LTIMindTree cautious on growth outlook after Q1

LTIMindTree cautious on growth outlook after Q1 earnings

The verticals that fared best for the IT company include BFSI, high tech media and entertainment and manufacturing and resources.

Representative image. Credit: iStock Photo

Information technology services major LTIMindTree, which is a recent entrant to Nifty50, is taking a cautious growth outlook after the company posted lower than expected earnings for the June quarter. The sixth largest Indian IT services company posted a net profit of Rs 1,152.3 crore in the first quarter of FY24, up 3.4% sequentially, marking a 4% increase from Rs 1,106 crore a year ago.

At the same time, Q1 revenue rose 14% year-over-year to Rs 8,702 crore, but stayed flat sequentially. Both topline and bottomline missed analyst estimates of Rs 8,751 crore and Rs 1,209 crore. Following this, the company has declined to give guidance for FY24, as revenue growth in Q2 is difficult to predict at a time when delayed decision making and hiring freezes are hindering revenue conversion, chief operating officer Nachiket Deshpande told DH.

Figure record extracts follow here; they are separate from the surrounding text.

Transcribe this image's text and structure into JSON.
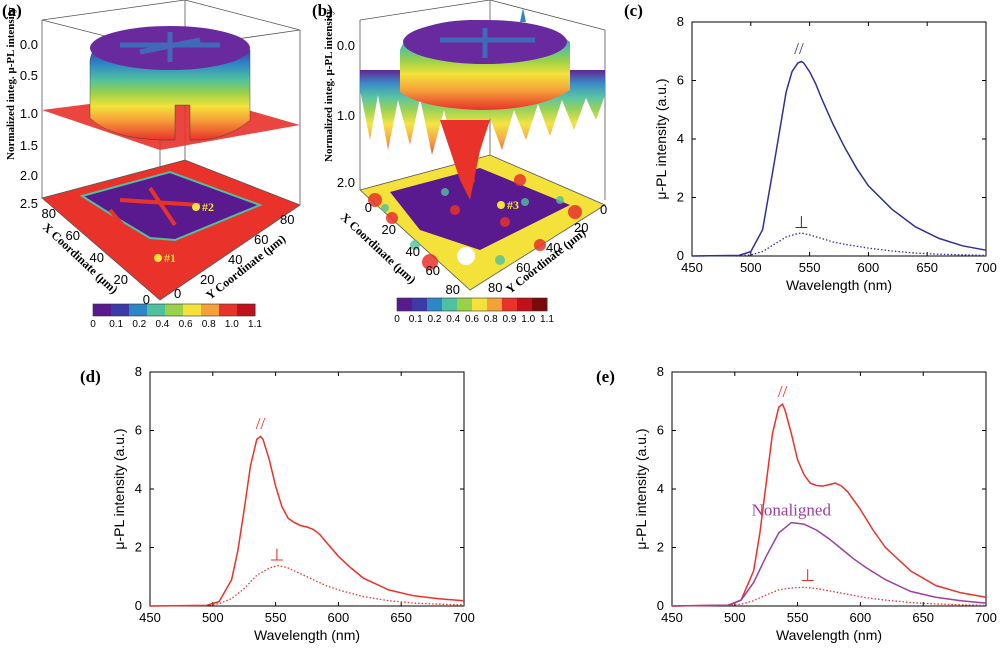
{
  "panel_labels": [
    "(a)",
    "(b)",
    "(c)",
    "(d)",
    "(e)"
  ],
  "map_a": {
    "z_axis_title": "Normalized integ. μ-PL intensity",
    "z_ticks": [
      "0.0",
      "0.5",
      "1.0",
      "1.5",
      "2.0",
      "2.5"
    ],
    "x_axis_title": "X Coordinate (μm)",
    "y_axis_title": "Y Coordinate (μm)",
    "x_ticks": [
      "80",
      "60",
      "40",
      "20",
      "0"
    ],
    "y_ticks": [
      "0",
      "20",
      "40",
      "60",
      "80"
    ],
    "points": [
      "#1",
      "#2"
    ],
    "colorbar_labels": [
      "0",
      "0.1",
      "0.2",
      "0.4",
      "0.6",
      "0.8",
      "1.0",
      "1.1"
    ],
    "colorbar_colors": [
      "#5a1a8f",
      "#3a3aa8",
      "#2f86c4",
      "#4fc0a0",
      "#9ad14a",
      "#f4e23a",
      "#f6a03a",
      "#e8322a",
      "#c0101a"
    ]
  },
  "map_b": {
    "z_axis_title": "Normalized integ. μ-PL intensity",
    "z_ticks": [
      "0.0",
      "1.0",
      "2.0"
    ],
    "x_axis_title": "X Coordinate (μm)",
    "y_axis_title": "Y Coordinate (μm)",
    "x_ticks": [
      "0",
      "20",
      "40",
      "60",
      "80"
    ],
    "y_ticks": [
      "80",
      "60",
      "40",
      "20",
      "0"
    ],
    "points": [
      "#3"
    ],
    "colorbar_labels": [
      "0",
      "0.1",
      "0.2",
      "0.4",
      "0.6",
      "0.8",
      "0.9",
      "1.0",
      "1.1"
    ],
    "colorbar_colors": [
      "#5a1a8f",
      "#3a3aa8",
      "#2f86c4",
      "#4fc0a0",
      "#9ad14a",
      "#f4e23a",
      "#f6a03a",
      "#e8322a",
      "#c0101a",
      "#7a0a0a"
    ]
  },
  "chart_data": [
    {
      "panel": "(c)",
      "type": "line",
      "xlabel": "Wavelength (nm)",
      "ylabel": "μ-PL intensity (a.u.)",
      "xlim": [
        450,
        700
      ],
      "ylim": [
        0,
        8
      ],
      "xticks": [
        450,
        500,
        550,
        600,
        650,
        700
      ],
      "yticks": [
        0,
        2,
        4,
        6,
        8
      ],
      "series": [
        {
          "name": "//",
          "color": "#2e3192",
          "style": "solid",
          "x": [
            450,
            490,
            500,
            510,
            520,
            530,
            535,
            540,
            543,
            545,
            550,
            555,
            560,
            570,
            580,
            590,
            600,
            620,
            640,
            660,
            680,
            700
          ],
          "y": [
            0,
            0.02,
            0.15,
            0.9,
            3.2,
            5.6,
            6.3,
            6.6,
            6.65,
            6.6,
            6.3,
            5.9,
            5.4,
            4.5,
            3.7,
            3.0,
            2.4,
            1.6,
            1.0,
            0.6,
            0.35,
            0.2
          ]
        },
        {
          "name": "⊥",
          "color": "#2e3192",
          "style": "dotted",
          "x": [
            450,
            490,
            500,
            510,
            520,
            530,
            540,
            543,
            545,
            550,
            560,
            570,
            580,
            600,
            620,
            640,
            660,
            680,
            700
          ],
          "y": [
            0,
            0.01,
            0.04,
            0.15,
            0.4,
            0.65,
            0.77,
            0.78,
            0.77,
            0.72,
            0.6,
            0.48,
            0.4,
            0.27,
            0.17,
            0.1,
            0.06,
            0.04,
            0.02
          ]
        }
      ]
    },
    {
      "panel": "(d)",
      "type": "line",
      "xlabel": "Wavelength (nm)",
      "ylabel": "μ-PL intensity (a.u.)",
      "xlim": [
        450,
        700
      ],
      "ylim": [
        0,
        8
      ],
      "xticks": [
        450,
        500,
        550,
        600,
        650,
        700
      ],
      "yticks": [
        0,
        2,
        4,
        6,
        8
      ],
      "series": [
        {
          "name": "//",
          "color": "#e8322a",
          "style": "solid",
          "x": [
            450,
            495,
            505,
            515,
            520,
            525,
            530,
            535,
            538,
            540,
            545,
            550,
            555,
            560,
            565,
            570,
            575,
            580,
            585,
            590,
            600,
            610,
            620,
            640,
            660,
            680,
            700
          ],
          "y": [
            0,
            0.02,
            0.15,
            0.9,
            1.9,
            3.3,
            4.8,
            5.7,
            5.8,
            5.7,
            5.0,
            4.1,
            3.4,
            3.0,
            2.85,
            2.75,
            2.7,
            2.62,
            2.45,
            2.2,
            1.7,
            1.3,
            0.95,
            0.55,
            0.35,
            0.25,
            0.18
          ]
        },
        {
          "name": "⊥",
          "color": "#e8322a",
          "style": "dotted",
          "x": [
            450,
            495,
            505,
            515,
            525,
            535,
            545,
            552,
            560,
            570,
            580,
            590,
            600,
            620,
            640,
            660,
            680,
            700
          ],
          "y": [
            0,
            0.02,
            0.08,
            0.25,
            0.6,
            1.05,
            1.3,
            1.38,
            1.3,
            1.1,
            0.9,
            0.7,
            0.55,
            0.32,
            0.18,
            0.1,
            0.06,
            0.04
          ]
        }
      ]
    },
    {
      "panel": "(e)",
      "type": "line",
      "xlabel": "Wavelength (nm)",
      "ylabel": "μ-PL intensity (a.u.)",
      "xlim": [
        450,
        700
      ],
      "ylim": [
        0,
        8
      ],
      "xticks": [
        450,
        500,
        550,
        600,
        650,
        700
      ],
      "yticks": [
        0,
        2,
        4,
        6,
        8
      ],
      "series": [
        {
          "name": "//",
          "color": "#e8322a",
          "style": "solid",
          "x": [
            450,
            495,
            505,
            515,
            520,
            525,
            530,
            535,
            538,
            540,
            545,
            550,
            555,
            560,
            565,
            570,
            575,
            580,
            585,
            590,
            600,
            610,
            620,
            640,
            660,
            680,
            700
          ],
          "y": [
            0,
            0.03,
            0.2,
            1.2,
            2.5,
            4.2,
            5.9,
            6.8,
            6.9,
            6.7,
            5.9,
            5.0,
            4.5,
            4.2,
            4.12,
            4.1,
            4.15,
            4.2,
            4.1,
            3.9,
            3.3,
            2.6,
            2.0,
            1.2,
            0.7,
            0.45,
            0.3
          ]
        },
        {
          "name": "Nonaligned",
          "color": "#9b3fa0",
          "style": "solid",
          "x": [
            450,
            495,
            505,
            515,
            525,
            535,
            545,
            555,
            565,
            575,
            585,
            595,
            605,
            620,
            640,
            660,
            680,
            700
          ],
          "y": [
            0,
            0.03,
            0.2,
            0.8,
            1.7,
            2.5,
            2.85,
            2.8,
            2.6,
            2.3,
            1.95,
            1.6,
            1.3,
            0.9,
            0.5,
            0.3,
            0.18,
            0.1
          ]
        },
        {
          "name": "⊥",
          "color": "#e8322a",
          "style": "dotted",
          "x": [
            450,
            495,
            505,
            515,
            525,
            535,
            545,
            555,
            565,
            575,
            585,
            595,
            605,
            620,
            640,
            660,
            680,
            700
          ],
          "y": [
            0,
            0.02,
            0.06,
            0.18,
            0.38,
            0.55,
            0.62,
            0.64,
            0.6,
            0.52,
            0.44,
            0.36,
            0.28,
            0.2,
            0.12,
            0.07,
            0.04,
            0.02
          ]
        }
      ]
    }
  ],
  "annotations": {
    "c": {
      "parallel": "//",
      "perp": "⊥"
    },
    "d": {
      "parallel": "//",
      "perp": "⊥"
    },
    "e": {
      "parallel": "//",
      "perp": "⊥",
      "nonaligned": "Nonaligned"
    }
  }
}
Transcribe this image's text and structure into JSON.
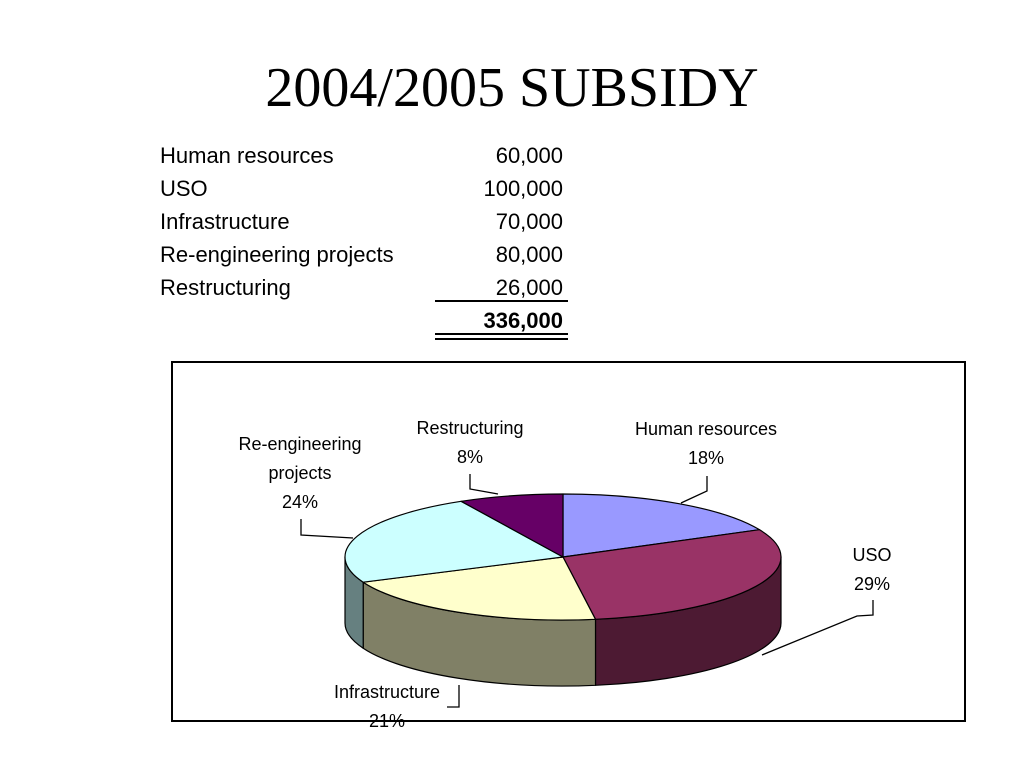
{
  "slide": {
    "title": "2004/2005 SUBSIDY"
  },
  "table": {
    "rows": [
      {
        "label": "Human resources",
        "value": "60,000"
      },
      {
        "label": "USO",
        "value": "100,000"
      },
      {
        "label": "Infrastructure",
        "value": "70,000"
      },
      {
        "label": "Re-engineering projects",
        "value": "80,000"
      },
      {
        "label": "Restructuring",
        "value": "26,000"
      }
    ],
    "total": "336,000"
  },
  "chart_data": {
    "type": "pie",
    "three_d": true,
    "categories": [
      "Human resources",
      "USO",
      "Infrastructure",
      "Re-engineering projects",
      "Restructuring"
    ],
    "values": [
      60000,
      100000,
      70000,
      80000,
      26000
    ],
    "data_labels": [
      "18%",
      "29%",
      "21%",
      "24%",
      "8%"
    ],
    "colors": [
      "#9999FF",
      "#993366",
      "#FFFFCC",
      "#CCFFFF",
      "#660066"
    ]
  }
}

“The aspiration continues to remain that we will be in the double digit growth in the year but it is largely driven by the decision making delays that we are seeing, which are continuing to be elongated in most markets,” he said. “We do see challenges in being able to meet that aspect equation,” he added.

The verticals that fared best for the IT company include BFSI, high tech media and entertainment and manufacturing and resources. The lag came from retail CPG (consumer packaged goods) as it is the “sector which is maximum impacted by inflation around the world,” as per the COO, who added that it will continue to face some challenges going forward.

The merger between L&T Infotech (LTI) and Mindtree last November has been a contributing factor for the higher earnings posted this quarter, the exec said, as it aided the merged entity to deploy higher operational efficiencies.

“The biggest contributing factor for us has been that we are able to deploy our combined bench in a much better manner as our systems came together and we got visibility to the talent available across the organisation that has resulted in improved utilisation. That's why you see a 30 basis point improvement at EBIT level from the previous quarter,” Deshpande said.

The company also cracked 19 new deals in Q1 FY24, and hopes to witness increased logo activity in segments like life sciences and healthcare, where it sees untapped market potential, along with retail consumer goods and BFSI.

While the dominance of North America, which makes up 73% of LTIMindTree’s order book, is not expected to change in the short term, the IT services firm sees headroom for growth in Europe, along with emerging markets like the Middle East, Australia, New Zealand and India.